Le président Macron a indiqué qu’il n’y aurait pas de faillites mais évidemment il faut décrire les contours de cette annonce
Le président Macron a indiqué qu’il n’y aurait pas de faillites mais évidemment il faut décrire les contours de cette annonce. Tout d’abord, selon mon interprétation, on ne parle que des entreprises en difficulté à cause du virus. Les autres ne seront sans doute pas concernées. Ensuite, il faut savoir que faillite signifie liquidation. Donc cela ne nous empêche pas de traiter les procédures de prévention comme la sauvegarde ou le redressement. Et c’est ce que nous faisons.
Car si le tribunal a été fermé au public, nous continuons notre mission et nous tenons nos audiences. Nous avons même ouvert une permanence 5 jours sur 7 avec des juges spécialisés dans la prévention des difficultés des entreprises qui sont là pour écouter et renseigner les chefs d’entreprise. Nous aiguillons les entreprises vers les bonnes personnes. Les avocats se mobilisent aussi, tout comme les associations comme 60.000 rebonds ou Second souffle.
Bref Eco : Dans quelles conditions travaillez-vous et comment les entreprises peuvent-elles vous joindre ?
Thierry Gardon : Nous avons beaucoup de chance à Lyon car d’une part le greffe est toujours resté opérationnel et d’autre part, le ministère public continue de requérir par voie dématérialisée. Donc nous pouvons continuer de travailler et pour cela, nous avons nous aussi opté pour des procédures à distance. Pour les audiences, nous sommes trois au tribunal et les juges sont chez eux, en visioconférence.
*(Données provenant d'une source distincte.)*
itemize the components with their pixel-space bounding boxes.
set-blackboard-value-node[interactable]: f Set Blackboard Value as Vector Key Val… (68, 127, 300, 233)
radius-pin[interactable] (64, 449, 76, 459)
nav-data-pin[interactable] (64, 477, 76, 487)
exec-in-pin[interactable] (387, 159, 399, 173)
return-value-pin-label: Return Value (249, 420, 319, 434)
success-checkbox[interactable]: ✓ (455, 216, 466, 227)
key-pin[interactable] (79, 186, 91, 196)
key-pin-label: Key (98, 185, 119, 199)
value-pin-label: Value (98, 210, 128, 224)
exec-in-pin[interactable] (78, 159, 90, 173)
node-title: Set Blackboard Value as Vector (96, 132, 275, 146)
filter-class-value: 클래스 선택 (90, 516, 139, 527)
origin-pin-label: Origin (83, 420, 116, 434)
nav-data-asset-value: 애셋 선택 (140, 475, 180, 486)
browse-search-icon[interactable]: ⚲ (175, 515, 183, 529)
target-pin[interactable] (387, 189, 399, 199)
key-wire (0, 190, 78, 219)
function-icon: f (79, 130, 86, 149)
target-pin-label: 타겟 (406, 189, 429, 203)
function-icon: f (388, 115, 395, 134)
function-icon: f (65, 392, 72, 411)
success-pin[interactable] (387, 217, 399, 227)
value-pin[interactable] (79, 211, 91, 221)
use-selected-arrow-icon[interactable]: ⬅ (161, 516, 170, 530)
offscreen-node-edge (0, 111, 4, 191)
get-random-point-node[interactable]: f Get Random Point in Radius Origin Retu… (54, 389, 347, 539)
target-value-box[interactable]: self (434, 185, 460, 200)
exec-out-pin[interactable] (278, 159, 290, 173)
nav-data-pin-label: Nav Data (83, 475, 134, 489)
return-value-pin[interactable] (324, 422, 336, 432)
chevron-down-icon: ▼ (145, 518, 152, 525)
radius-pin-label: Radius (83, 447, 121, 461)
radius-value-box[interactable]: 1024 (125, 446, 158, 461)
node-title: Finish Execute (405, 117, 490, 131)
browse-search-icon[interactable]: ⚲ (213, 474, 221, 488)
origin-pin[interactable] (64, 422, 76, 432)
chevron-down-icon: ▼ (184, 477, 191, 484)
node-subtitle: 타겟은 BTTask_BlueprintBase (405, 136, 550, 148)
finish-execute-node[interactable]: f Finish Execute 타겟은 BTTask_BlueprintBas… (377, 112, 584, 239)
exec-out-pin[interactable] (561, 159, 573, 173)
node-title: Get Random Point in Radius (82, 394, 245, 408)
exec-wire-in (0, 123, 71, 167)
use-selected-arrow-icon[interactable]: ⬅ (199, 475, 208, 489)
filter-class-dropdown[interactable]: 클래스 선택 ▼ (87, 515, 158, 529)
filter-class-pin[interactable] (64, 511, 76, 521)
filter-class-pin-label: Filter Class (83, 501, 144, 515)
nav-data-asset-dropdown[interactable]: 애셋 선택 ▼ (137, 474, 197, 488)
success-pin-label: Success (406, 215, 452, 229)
Les entreprises peuvent quant à elle nous saisir par mail ou via le tribunal digital sur notre site web.
De gros dossiers arrivent avec des sauvegardes et des redressements pour des centaines de salariés. Je n’ai jamais vu cela, c’est inédit !
Bref Eco : L’urgence a donc nécessité de travailler hors cadre.
Thierry Gardon : Nous attendons pour vendredi une ordonnance qui va nous permettre légalement de siéger par audioconférence ou Facetime et permettre aux entreprises de nous saisir par tous les moyens. Il faut qu’elles le fassent !
Bref Eco : C’est un champ de bataille…
Thierry Gardon : En une semaine, nous avons eu 50 mandats Ad hoc (170 par an d'ordinaire) et ce n’est que le début ! Par ailleurs, de gros dossiers arrivent avec des sauvegardes et des redressements pour des centaines de salariés. Je n’ai jamais vu cela, c’est inédit ! Car aujourd’hui, il ne s’agit pas seulement de gérer le risque mais aussi et surtout l’incertitude. Je suis cependant plus confiant qu’il y a une semaine car les choses se mettent en place et nous commençons à avoir les moyens de traiter les dossiers.
Bref Eco : Vous vous attendez à une déferlante. Concrètement, comment allez-vous gérer cela ?
Thierry Gardon : Les entreprises en difficulté représentent habituellement 30 % de notre activité. Nous avons donc ajourné le contentieux général et tout le reste (sauf le référé d’heure à heure) afin de nous générer des marges de manœuvre. Et nous travaillons 18 heures par jour !
Bref Eco : Comment et pourquoi le président a-t-il dit qu’il n’y aurait pas de faillite ?
Thierry Gardon : Il est clair que normalement, quand une entreprise n’a plus de chiffre d’affaires, il y a liquidation. On attend donc l’ordonnance pour savoir quelle latitude nous aurons sur le fond. J’imagine que les difficultés liées au virus seront en quelque sorte « isolées », que l’on va installer comme une sorte de « franchise ».